Blog Archive for March, 2006
Bill Gates is giving the opening keynote here at Mix06, providing an overview of the conference for the 1700+ folks in the audience. After presentations by folks from MySpace and the BBC, Bill invited Tim O’Reilly on stage to have a conversation.
While discussing “Web 2.0″, Tim just said:
…the semantic web is really taking off with the use of microformats.
And in response, Bill said:
We need microformats and to get people to agree on them. It is going to bootstrap exchanging data on the Web…
…we need them for things like contact cards, events, directions…
And there you have it. Bill Gates says we need microformats. We’ve got contact cards. We’ve got events. Bill also wants a directions microformat. Who wants to start the research for a directions microformat?
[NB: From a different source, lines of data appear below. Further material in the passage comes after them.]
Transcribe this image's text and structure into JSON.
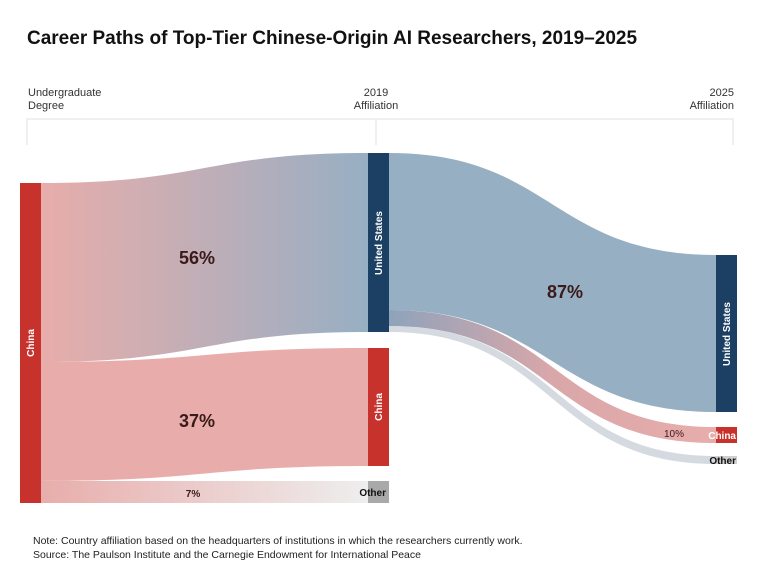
{
  "title": "Career Paths of Top-Tier Chinese-Origin AI Researchers, 2019–2025",
  "columns": {
    "col1": [
      "Undergraduate",
      "Degree"
    ],
    "col2": [
      "2019",
      "Affiliation"
    ],
    "col3": [
      "2025",
      "Affiliation"
    ]
  },
  "nodes": {
    "source_china": "China",
    "us_2019": "United States",
    "china_2019": "China",
    "other_2019": "Other",
    "us_2025": "United States",
    "china_2025": "China",
    "other_2025": "Other"
  },
  "flows": {
    "china_to_us": "56%",
    "china_to_china": "37%",
    "china_to_other": "7%",
    "us_to_us": "87%",
    "us_to_china": "10%"
  },
  "colors": {
    "red": "#c8322d",
    "navy": "#1c3f64",
    "gray": "#a9a9a9",
    "pink": "#e8adab",
    "bluegray": "#97afc3"
  },
  "note": "Note: Country affiliation based on the headquarters of institutions in which the researchers currently work.",
  "source": "Source: The Paulson Institute and the Carnegie Endowment for International Peace"
}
Perhaps start by documenting and dissecting the examples of directions provided by MSN, Google, and Yahoo’s respective mapping services.
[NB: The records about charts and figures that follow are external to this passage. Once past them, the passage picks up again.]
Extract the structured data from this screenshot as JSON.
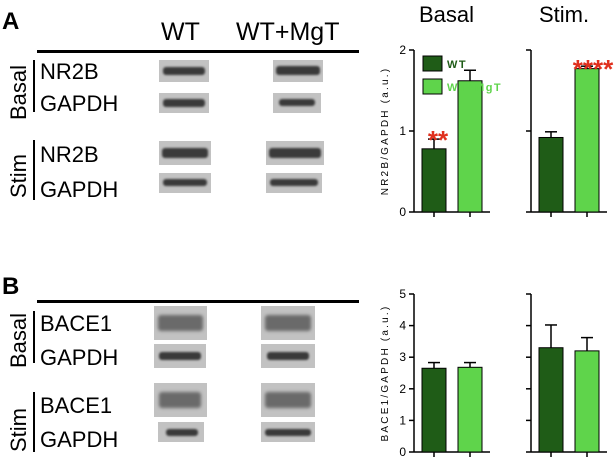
{
  "panel_a": {
    "letter": "A",
    "columns": [
      "WT",
      "WT+MgT"
    ],
    "conditions": [
      "Basal",
      "Stim"
    ],
    "rows": [
      "NR2B",
      "GAPDH",
      "NR2B",
      "GAPDH"
    ]
  },
  "panel_b": {
    "letter": "B",
    "columns": [],
    "conditions": [
      "Basal",
      "Stim"
    ],
    "rows": [
      "BACE1",
      "GAPDH",
      "BACE1",
      "GAPDH"
    ]
  },
  "chart_headers": [
    "Basal",
    "Stim."
  ],
  "colors": {
    "wt": "#1f5c17",
    "mgt": "#5fd44b",
    "stars": "#e0301e"
  },
  "chart_data": [
    {
      "type": "bar",
      "title": "Basal",
      "ylabel": "NR2B/GAPDH (a.u.)",
      "ylim": [
        0,
        2
      ],
      "yticks": [
        "0",
        "1",
        "2"
      ],
      "categories": [
        "WT",
        "WT+MgT"
      ],
      "values": [
        0.78,
        1.62
      ],
      "errors": [
        0.12,
        0.13
      ],
      "legend": [
        "WT",
        "WT+MgT"
      ],
      "legend_position": "top-left",
      "annotation": "**"
    },
    {
      "type": "bar",
      "title": "Stim.",
      "ylim": [
        0,
        2
      ],
      "categories": [
        "WT",
        "WT+MgT"
      ],
      "values": [
        0.92,
        1.77
      ],
      "errors": [
        0.07,
        0.03
      ],
      "annotation": "****"
    },
    {
      "type": "bar",
      "ylabel": "BACE1/GAPDH (a.u.)",
      "ylim": [
        0,
        5
      ],
      "yticks": [
        "0",
        "1",
        "2",
        "3",
        "4",
        "5"
      ],
      "categories": [
        "WT",
        "WT+MgT"
      ],
      "values": [
        2.65,
        2.68
      ],
      "errors": [
        0.18,
        0.15
      ]
    },
    {
      "type": "bar",
      "ylim": [
        0,
        5
      ],
      "categories": [
        "WT",
        "WT+MgT"
      ],
      "values": [
        3.3,
        3.2
      ],
      "errors": [
        0.72,
        0.42
      ]
    }
  ]
}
There’ll be a microformats panel here at South by SouthWest in about 30 minutes. Come, here some description of what microformats are and see some demonstrations of simple tools that make use of microformats.
After the panel, we’re going to have a microformats lunch, for anyone interested in talking about microformats. Just meet outside the meeting room (17, I believe) after then panel to walk over to lunch.
Yesterday, at O’Reilly’s Emerging Technology Conference, Ray Ozzie, CTO of Microsoft, gave a demo of Live Clipboard, a Microsoft system which enables copying and pasting structured information from the web.
Read his post about it and watch the screencasts to get the ideas behind it and see the program in action.
Of interest to the microformats community, some of the demonstrations included the hCard and hCalendar microformats from the microformat-friendly Eventful.com.
If anyone has more info about the microformats support in this application, I’d love to hear about it, drop me a line.
A number of folks, most notably David Janes, have been working a format called hAtom for quite some time.
hAtom has been created to enable using HTML documents as syndication feeds. It was been built after studying the emergent semantics of blog publishers (ie, what are the common HTML elements and attributes in blogs and other syndicatable media) and existing syndication formats (ie, RSS and Atom).
Anyway, hAtom looks really promising and after ironing out some issues in a face-to-face meeting at MashupCamp, we put the 0.1 stamp on it and are now inviting people to start using it seriously.
So, if you have a blog, or any other publishing system that could do with some syndication, have a go at implementing hAtom on your site. If you run into any problems or have any questions, feel free to jump into one of our discussion channels to ask for help.
The W3C held their annual Technical Plenary Day meeting just yesterday in Mandelieu, France.
Tantek Çelik (Technorati) and Dan Connolly (W3C) moderated a session on Microformats with fellow presenters Ian Hickson, Håkon Wium Lie and Rohit Khare. Event details and links to presentations are on the wiki page for the event.
After all the sessions, the attendees voted for the best session (among eight choices) of the day and overwhelmingly chose Microformats!
Congratulations and thanks to my fellow co-moderator Dan Connolly and the presenters, and to the entire microformats community for all their hard work.
You should all be very proud of this level of recognition/appreciation by W3C members.
P.S. For my presentation, I started off with a live demonstration (that I encouraged the audience to follow along with themselves on their on laptops, and which you too can try yourself) of going to the W3C Technical Plenary Agenda Day page, and then using the Technorati Contacts Feed service (running Brian Suda’s excellent X2V transform) to add all the contacts from that page to my address book (by simply typing in the feeds. etc. URL before the current URL in the URL field in the browser and pressing return)
Followed by subscribing to the day’s events from that page to my calendar:
Thanks to Robert Bachmann with help marking up the hCards and hCalendar events of that page, Dan Connolly for checking the page in, to Brian Suda for fixing some last minute bugs in X2V, and to Ryan King for swiftly updating the Technorati Events and Contacts Feed service. They did an awesome job and everything worked flawlessly.